Cannabis Teratogenicity

Cannabis sativa’s psychoactive tetrahydrocannabinol (THC) has not been established as a human teratogen (1), but there is a history of teratogenic effects linked to use by expectant mothers (2). The perinatal exposure is thought to interfere with neurodevelopment and affect neurobehavorial outcomes (1-2).

Although the teratogenicity of marijuana is not as catastrophic as other illicit drugs such as cocaine, it’s harm can still lead to problems such as disturbed sleep and attention deficit disorder (2-3). Worth noting is that when cocaine exposure is accompanied by marijuana, the neurological effects can be pronounced (3).
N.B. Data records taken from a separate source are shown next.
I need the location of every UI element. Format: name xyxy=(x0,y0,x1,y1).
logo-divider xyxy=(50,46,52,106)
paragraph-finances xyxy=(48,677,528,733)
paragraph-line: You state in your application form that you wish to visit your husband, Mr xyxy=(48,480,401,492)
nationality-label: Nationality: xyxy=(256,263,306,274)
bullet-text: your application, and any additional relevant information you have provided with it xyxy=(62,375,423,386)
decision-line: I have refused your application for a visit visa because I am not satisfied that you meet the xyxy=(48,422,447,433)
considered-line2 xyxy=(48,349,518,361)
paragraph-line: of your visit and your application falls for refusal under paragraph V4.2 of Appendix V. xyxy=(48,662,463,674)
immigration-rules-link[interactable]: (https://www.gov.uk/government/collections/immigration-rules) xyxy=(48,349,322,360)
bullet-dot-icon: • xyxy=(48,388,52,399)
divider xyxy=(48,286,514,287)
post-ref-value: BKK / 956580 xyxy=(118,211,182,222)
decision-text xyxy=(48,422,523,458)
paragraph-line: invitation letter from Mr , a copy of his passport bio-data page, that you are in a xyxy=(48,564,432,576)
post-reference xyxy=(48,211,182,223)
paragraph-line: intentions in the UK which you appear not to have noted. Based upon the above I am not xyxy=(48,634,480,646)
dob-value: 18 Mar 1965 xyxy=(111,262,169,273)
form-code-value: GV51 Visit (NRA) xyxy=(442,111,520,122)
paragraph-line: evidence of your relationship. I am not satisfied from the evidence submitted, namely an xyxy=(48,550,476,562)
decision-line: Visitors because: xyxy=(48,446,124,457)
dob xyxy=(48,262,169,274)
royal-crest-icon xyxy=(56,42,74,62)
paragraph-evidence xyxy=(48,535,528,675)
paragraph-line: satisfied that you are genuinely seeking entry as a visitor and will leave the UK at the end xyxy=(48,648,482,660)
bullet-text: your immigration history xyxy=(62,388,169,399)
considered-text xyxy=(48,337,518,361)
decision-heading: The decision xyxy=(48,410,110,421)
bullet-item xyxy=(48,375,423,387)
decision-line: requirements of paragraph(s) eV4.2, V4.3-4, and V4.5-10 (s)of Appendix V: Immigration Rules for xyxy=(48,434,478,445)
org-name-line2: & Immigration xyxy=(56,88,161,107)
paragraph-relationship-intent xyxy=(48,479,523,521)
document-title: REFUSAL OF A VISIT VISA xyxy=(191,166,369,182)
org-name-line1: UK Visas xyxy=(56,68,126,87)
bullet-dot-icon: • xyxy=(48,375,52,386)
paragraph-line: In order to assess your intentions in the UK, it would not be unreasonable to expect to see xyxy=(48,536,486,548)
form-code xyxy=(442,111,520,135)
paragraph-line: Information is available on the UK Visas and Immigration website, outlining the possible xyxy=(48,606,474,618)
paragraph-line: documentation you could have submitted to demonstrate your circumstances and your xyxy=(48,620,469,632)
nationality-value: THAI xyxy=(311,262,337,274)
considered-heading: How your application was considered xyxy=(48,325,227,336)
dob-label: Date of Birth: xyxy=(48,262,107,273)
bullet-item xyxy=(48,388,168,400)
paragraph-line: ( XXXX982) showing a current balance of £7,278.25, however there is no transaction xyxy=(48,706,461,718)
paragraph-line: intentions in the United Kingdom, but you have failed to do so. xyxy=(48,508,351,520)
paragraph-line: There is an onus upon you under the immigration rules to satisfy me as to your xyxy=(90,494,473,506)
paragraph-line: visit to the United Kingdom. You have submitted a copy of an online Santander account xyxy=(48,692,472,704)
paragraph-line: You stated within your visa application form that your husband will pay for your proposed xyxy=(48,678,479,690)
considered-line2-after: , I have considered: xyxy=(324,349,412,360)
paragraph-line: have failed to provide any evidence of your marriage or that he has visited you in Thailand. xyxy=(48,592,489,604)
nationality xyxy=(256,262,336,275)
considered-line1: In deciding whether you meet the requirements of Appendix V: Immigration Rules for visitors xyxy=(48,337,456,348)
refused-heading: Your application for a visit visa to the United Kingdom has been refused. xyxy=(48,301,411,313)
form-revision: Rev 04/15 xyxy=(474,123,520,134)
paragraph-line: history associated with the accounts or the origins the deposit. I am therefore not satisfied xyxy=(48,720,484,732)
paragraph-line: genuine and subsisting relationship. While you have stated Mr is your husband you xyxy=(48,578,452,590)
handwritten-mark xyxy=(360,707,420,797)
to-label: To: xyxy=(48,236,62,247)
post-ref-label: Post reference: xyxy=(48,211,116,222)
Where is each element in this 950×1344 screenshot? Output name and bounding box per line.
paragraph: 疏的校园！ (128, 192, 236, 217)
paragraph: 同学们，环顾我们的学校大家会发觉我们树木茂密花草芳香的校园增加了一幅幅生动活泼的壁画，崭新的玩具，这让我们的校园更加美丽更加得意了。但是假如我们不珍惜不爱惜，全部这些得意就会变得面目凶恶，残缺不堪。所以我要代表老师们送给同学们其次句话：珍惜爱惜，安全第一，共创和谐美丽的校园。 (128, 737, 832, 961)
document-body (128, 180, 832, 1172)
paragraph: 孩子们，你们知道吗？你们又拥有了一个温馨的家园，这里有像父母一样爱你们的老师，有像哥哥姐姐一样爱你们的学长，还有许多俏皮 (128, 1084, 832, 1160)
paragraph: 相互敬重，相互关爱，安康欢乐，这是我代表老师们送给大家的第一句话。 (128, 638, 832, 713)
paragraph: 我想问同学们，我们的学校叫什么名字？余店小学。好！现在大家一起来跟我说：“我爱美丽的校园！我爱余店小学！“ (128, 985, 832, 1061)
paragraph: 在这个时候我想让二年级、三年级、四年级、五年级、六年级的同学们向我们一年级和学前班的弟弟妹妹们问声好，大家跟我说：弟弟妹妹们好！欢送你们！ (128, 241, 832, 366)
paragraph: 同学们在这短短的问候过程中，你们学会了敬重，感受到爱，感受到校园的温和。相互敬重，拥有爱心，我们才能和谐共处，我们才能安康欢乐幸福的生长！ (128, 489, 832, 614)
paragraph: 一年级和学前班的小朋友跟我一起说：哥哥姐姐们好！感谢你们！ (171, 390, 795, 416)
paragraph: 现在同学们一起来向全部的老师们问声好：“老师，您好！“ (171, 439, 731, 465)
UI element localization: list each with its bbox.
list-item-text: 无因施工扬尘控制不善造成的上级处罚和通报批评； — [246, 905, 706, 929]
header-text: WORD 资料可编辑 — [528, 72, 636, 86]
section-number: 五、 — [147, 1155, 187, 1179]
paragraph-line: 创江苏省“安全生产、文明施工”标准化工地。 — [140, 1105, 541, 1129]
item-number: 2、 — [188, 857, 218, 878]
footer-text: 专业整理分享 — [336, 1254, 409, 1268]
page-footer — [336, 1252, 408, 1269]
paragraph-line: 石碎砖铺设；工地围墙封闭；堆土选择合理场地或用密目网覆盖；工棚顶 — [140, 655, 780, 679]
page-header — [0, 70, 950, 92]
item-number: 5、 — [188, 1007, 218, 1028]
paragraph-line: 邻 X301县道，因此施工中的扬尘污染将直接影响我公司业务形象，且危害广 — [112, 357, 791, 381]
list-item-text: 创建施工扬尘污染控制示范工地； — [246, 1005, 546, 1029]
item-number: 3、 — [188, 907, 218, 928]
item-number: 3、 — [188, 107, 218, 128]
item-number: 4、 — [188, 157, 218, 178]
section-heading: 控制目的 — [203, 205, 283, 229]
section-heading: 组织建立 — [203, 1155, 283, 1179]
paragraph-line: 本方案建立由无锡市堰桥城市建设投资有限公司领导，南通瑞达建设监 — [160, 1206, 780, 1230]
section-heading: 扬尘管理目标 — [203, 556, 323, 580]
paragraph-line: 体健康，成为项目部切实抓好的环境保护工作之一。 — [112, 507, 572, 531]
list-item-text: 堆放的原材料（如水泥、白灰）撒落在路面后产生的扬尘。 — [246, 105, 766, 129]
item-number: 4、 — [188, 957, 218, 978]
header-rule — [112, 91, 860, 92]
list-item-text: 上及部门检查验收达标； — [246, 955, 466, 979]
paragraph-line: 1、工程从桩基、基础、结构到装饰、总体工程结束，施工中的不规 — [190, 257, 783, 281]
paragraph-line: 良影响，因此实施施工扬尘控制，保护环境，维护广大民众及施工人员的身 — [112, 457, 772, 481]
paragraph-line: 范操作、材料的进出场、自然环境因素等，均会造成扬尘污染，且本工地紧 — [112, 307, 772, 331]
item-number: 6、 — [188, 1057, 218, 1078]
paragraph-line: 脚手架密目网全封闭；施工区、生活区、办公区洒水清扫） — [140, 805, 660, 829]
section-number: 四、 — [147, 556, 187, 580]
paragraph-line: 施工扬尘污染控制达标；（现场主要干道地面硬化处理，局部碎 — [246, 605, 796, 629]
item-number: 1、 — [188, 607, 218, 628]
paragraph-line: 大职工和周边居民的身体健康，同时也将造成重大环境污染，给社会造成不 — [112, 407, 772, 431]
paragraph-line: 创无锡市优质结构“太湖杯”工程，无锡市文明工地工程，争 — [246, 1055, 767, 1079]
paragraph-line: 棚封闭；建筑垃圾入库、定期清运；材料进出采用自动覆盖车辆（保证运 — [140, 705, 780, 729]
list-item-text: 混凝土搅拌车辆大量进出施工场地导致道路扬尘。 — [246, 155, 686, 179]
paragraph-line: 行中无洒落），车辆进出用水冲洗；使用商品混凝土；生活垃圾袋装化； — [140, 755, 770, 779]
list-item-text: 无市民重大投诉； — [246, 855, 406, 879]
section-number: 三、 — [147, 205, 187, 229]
There is also indication that maternal marijuana use may increase risk of acute myeloid leukemia, however, more recent research has not been able to confirm this relationship (4).

Reference List

1. Kozer E, Koren G. Effects of prenatal exposure to marijuana. Can Fam Physician 2001;47:263-4.
2. Reece AS. Chronic toxicology of cannabis. Clin Toxicol (Phila) 2009;47:517-24.
3. Frank DA, Augustyn M, Knight WG, Pell T, Zuckerman B. Growth, development, and behavior in early childhood following prenatal cocaine exposure: a systematic review. JAMA 2001;285:1613-25.
4. Trivers KF, Mertens AC, Ross JA, Steinbuch M, Olshan AF, Robison LL. Parental marijuana use and risk of childhood acute myeloid leukaemia: a report from the Children's Cancer Group (United States and Canada). Paediatr Perinat Epidemiol 2006;20:110-8.